Para a concessão da meia-entrada, algumas agências especializadas, sobretudo, na promoção de espetáculos musicais e teatrais não estão aceitando documentos emitidos por escolas, universidades e “grêmios” estudantis. As multas aplicadas aos infratores, informa Jardel Souza de Oliveira, coordenador geral do Procon de Pelotas, variam entre R$ 200,00 e R$ 3 milhões.

Em razão das numerosas reclamações realizadas, na semana passada, junto ao órgão de defesa – vinculado, em Pelotas, à Prefeitura Municipal –, o coordenador encaminhou uma nota técnica, na noite de sexta-feira (22), às entidades promotoras de apresentações e shows. Conforme o texto, embora a lei municipal 3.682 de 1993 – que institui a meia-entrada escolar nos estabelecimentos que proporcionem lazer e entretenimento – cite as entidades que deveriam emitir a carteira de identidade estudantil, a qualificação da situação jurídica do estudante possui, também, esta outra prerrogativa.

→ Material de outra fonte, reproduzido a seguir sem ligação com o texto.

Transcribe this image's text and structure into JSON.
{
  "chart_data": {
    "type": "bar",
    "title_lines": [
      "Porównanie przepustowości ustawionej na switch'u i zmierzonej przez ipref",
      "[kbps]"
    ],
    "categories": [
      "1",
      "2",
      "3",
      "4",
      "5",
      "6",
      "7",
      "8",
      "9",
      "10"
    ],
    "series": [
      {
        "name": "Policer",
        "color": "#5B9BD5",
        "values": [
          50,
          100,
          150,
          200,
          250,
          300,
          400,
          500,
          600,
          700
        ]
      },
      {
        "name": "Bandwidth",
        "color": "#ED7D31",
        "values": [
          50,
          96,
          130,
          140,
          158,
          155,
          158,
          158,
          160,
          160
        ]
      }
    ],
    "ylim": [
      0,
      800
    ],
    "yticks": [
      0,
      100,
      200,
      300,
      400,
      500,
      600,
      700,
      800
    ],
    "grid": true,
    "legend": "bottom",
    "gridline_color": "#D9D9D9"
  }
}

Além do decreto federal, existem as regras de entendimento dos órgãos de proteção de todo o País e do Ministério da Justiça acerca do tema. O não atendimento do disposto, alerta o coordenador geral do Procon, contraria, ainda, determinações do Código de Defesa do Consumidor, principalmente no que se refere aos princípios de publicidade e clareza das informações. Oliveira adverte, no entanto, que o beneficiário, para lançar mão do seu direito, precisa apresentar carteira de identificação que contenha, obrigatoriamente, foto e dados da condição de estudante.